First stop: Roadside along Highway 1! Beautiful Malibu/SoCal-like views overlooking blue waters and if you’re lucky you’ll catch Marin residents driving their super cars (and you might see some whales in the water)

On the roadside stop of Highway 1 there is natural (safe-to-drink) spring water sourced from Mt. Tam

Next to the spring water spouts is our friends– mimulus guttatus! These flowering mimuli love to get their feet wet and so they all stick around near the water spout. We discussed techniques of how bees pollinate these specific individuals since they’re planted right beside a mountain. Bees would probably fly upwards to find other flowers and plants. Along with mimuli, other water-loving plants surrounded the spring water spouts in a co-habitat, college roommates-living style. These other plants included watercress and horsetails, and we spotted fennel on the other side of the road where there’s dry soil (along the seacoast)

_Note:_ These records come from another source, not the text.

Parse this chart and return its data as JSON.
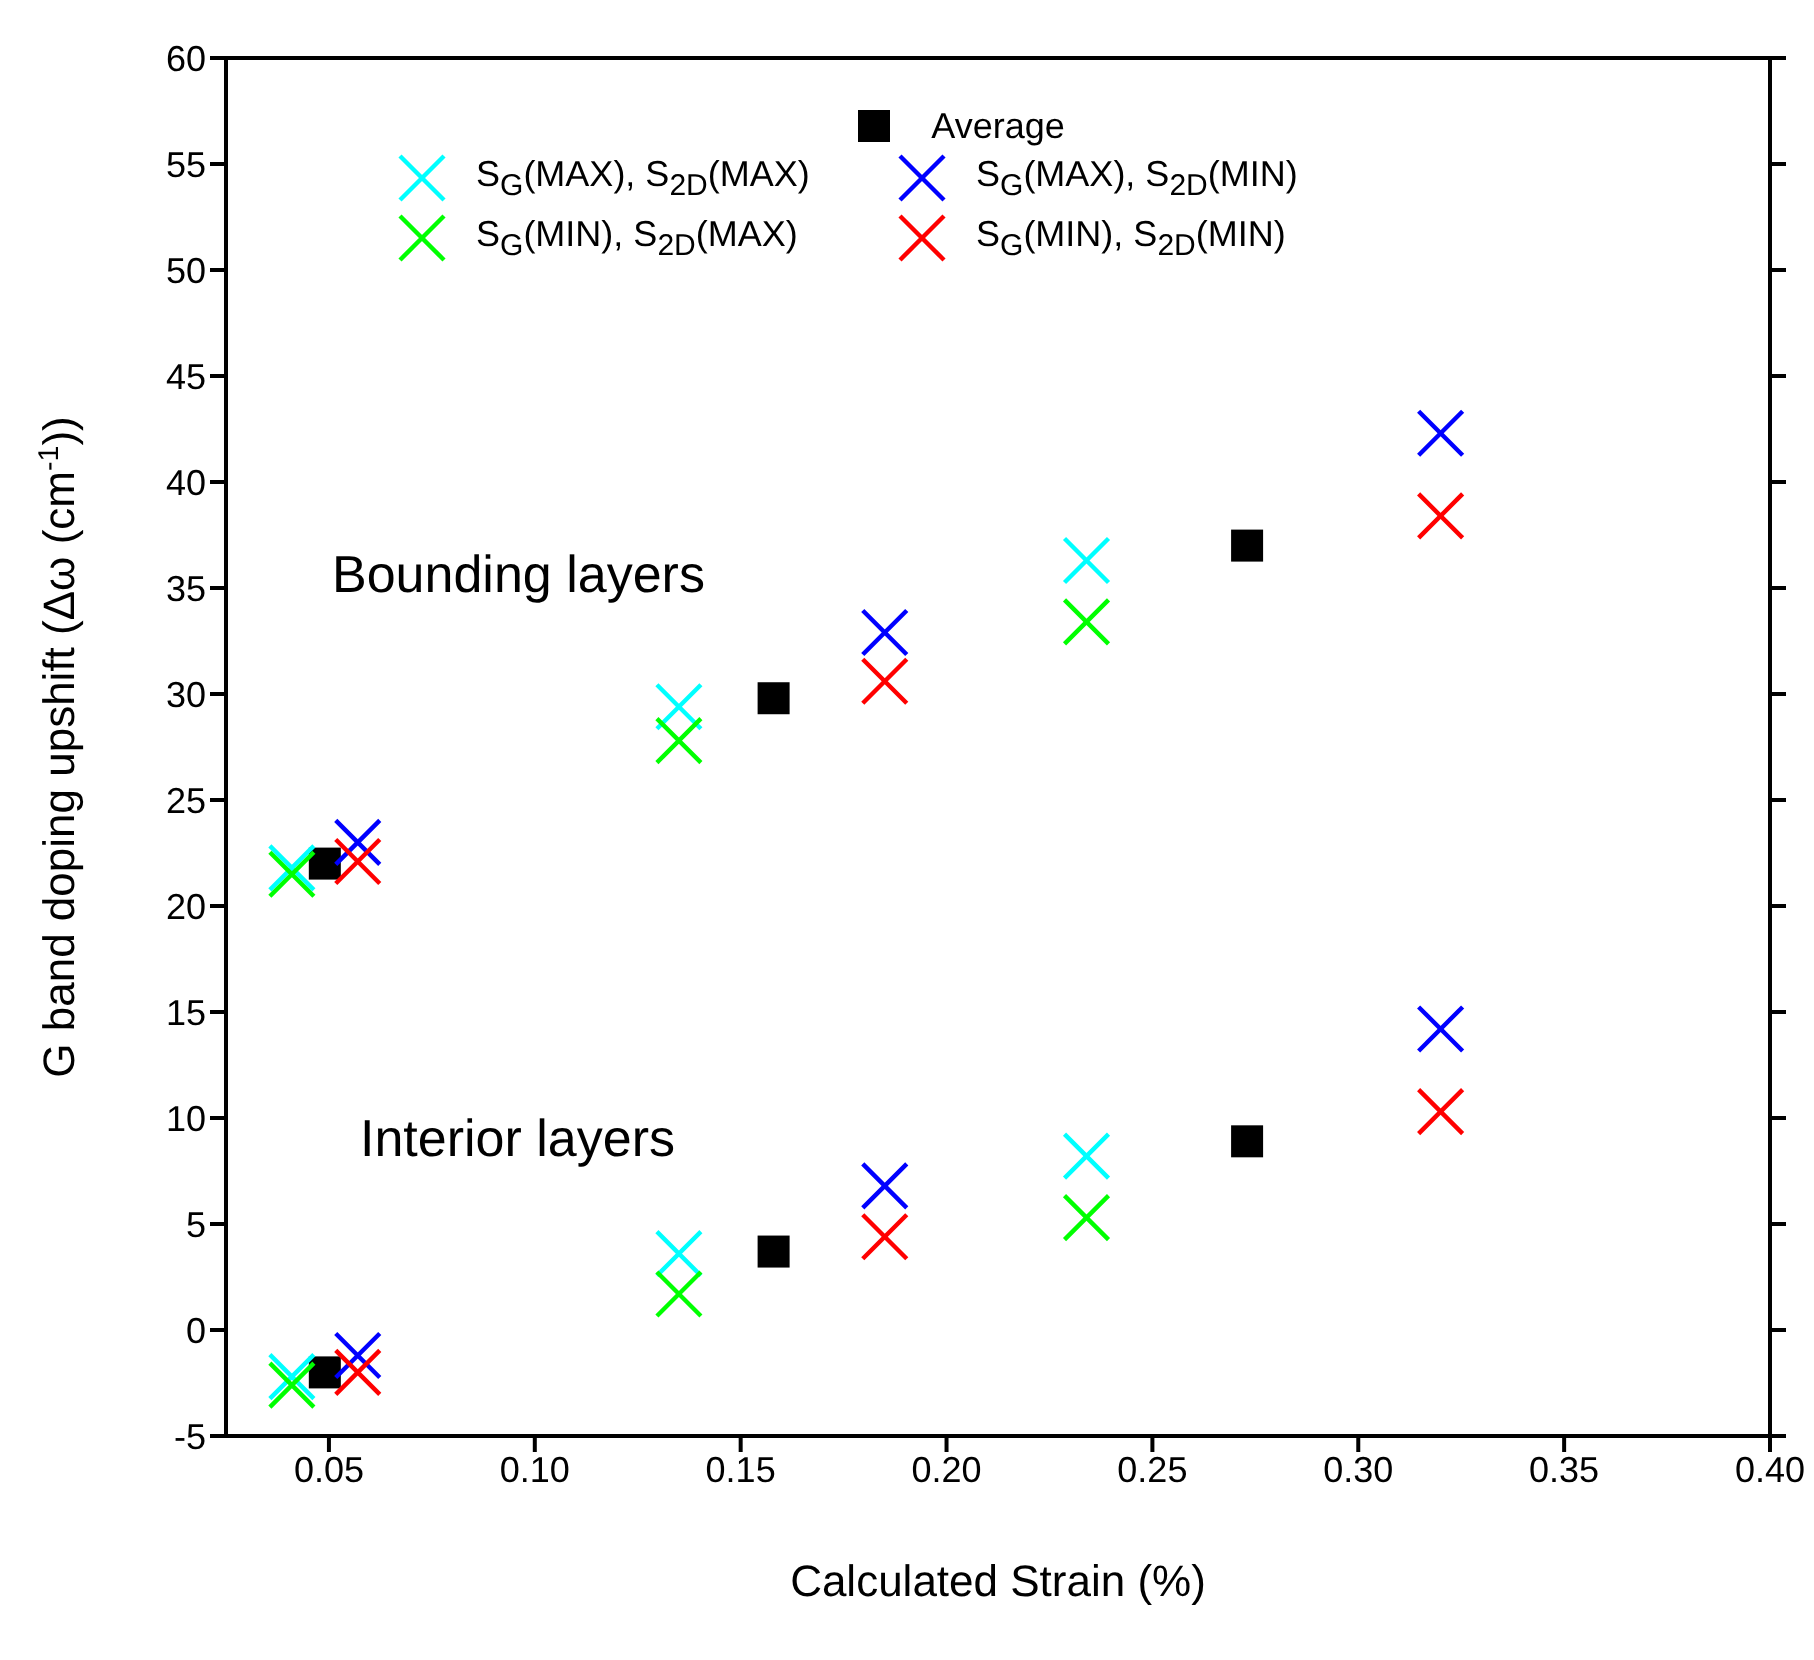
{
  "chart_data": {
    "type": "scatter",
    "xlabel": "Calculated Strain (%)",
    "ylabel": "G band doping upshift (Δω (cm$^{-1}$))",
    "xlim": [
      0.025,
      0.4
    ],
    "xticks": [
      {
        "value": 0.05,
        "label": "0.05"
      },
      {
        "value": 0.1,
        "label": "0.10"
      },
      {
        "value": 0.15,
        "label": "0.15"
      },
      {
        "value": 0.2,
        "label": "0.20"
      },
      {
        "value": 0.25,
        "label": "0.25"
      },
      {
        "value": 0.3,
        "label": "0.30"
      },
      {
        "value": 0.35,
        "label": "0.35"
      },
      {
        "value": 0.4,
        "label": "0.40"
      }
    ],
    "ylim": [
      -5,
      60
    ],
    "yticks": [
      -5,
      0,
      5,
      10,
      15,
      20,
      25,
      30,
      35,
      40,
      45,
      50,
      55,
      60
    ],
    "grid": false,
    "legend": "top",
    "annotations": [
      "Bounding layers",
      "Interior layers"
    ],
    "series": [
      {
        "name": "Average",
        "color": "#000000",
        "marker": "square",
        "x": [
          0.049,
          0.158,
          0.273,
          0.049,
          0.158,
          0.273
        ],
        "values": [
          22.0,
          29.8,
          37.0,
          -2.0,
          3.7,
          8.9
        ]
      },
      {
        "name": "S$_{G}$(MAX), S$_{2D}$(MAX)",
        "color": "#00ffff",
        "marker": "cross",
        "x": [
          0.041,
          0.135,
          0.234,
          0.041,
          0.135,
          0.234
        ],
        "values": [
          21.8,
          29.4,
          36.3,
          -2.2,
          3.6,
          8.2
        ]
      },
      {
        "name": "S$_{G}$(MAX), S$_{2D}$(MIN)",
        "color": "#0000ff",
        "marker": "cross",
        "x": [
          0.057,
          0.185,
          0.32,
          0.057,
          0.185,
          0.32
        ],
        "values": [
          23.0,
          32.9,
          42.3,
          -1.2,
          6.8,
          14.2
        ]
      },
      {
        "name": "S$_{G}$(MIN), S$_{2D}$(MAX)",
        "color": "#00ff00",
        "marker": "cross",
        "x": [
          0.041,
          0.135,
          0.234,
          0.041,
          0.135,
          0.234
        ],
        "values": [
          21.5,
          27.8,
          33.4,
          -2.6,
          1.7,
          5.3
        ]
      },
      {
        "name": "S$_{G}$(MIN), S$_{2D}$(MIN)",
        "color": "#ff0000",
        "marker": "cross",
        "x": [
          0.057,
          0.185,
          0.32,
          0.057,
          0.185,
          0.32
        ],
        "values": [
          22.1,
          30.6,
          38.4,
          -2.0,
          4.4,
          10.3
        ]
      }
    ]
  }
}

Fresh mint, another one of the plants living in the same habitat as mimulus guttatus in the creek area

Stop #2: Went to lower elevation where the creeks are to find mimuli in different habitats. This habitat was much more shady, cooler temperature, and much more plant/tree life surrounding us

This was one of the populations we spotted of mimuli that was in the creekside area. These mimuli are also dependent on rainfall in terms of flowering timing. For example, a sync population won’t flower because it would be too late in the year and rainfall will soon come. Rainfall is important in the sense that it determines the next generation, not just for mimuli but many of the other plants in this biome. Especially these days with higher variable climate, if there’s a drought year it will potentially take a longer time to flower.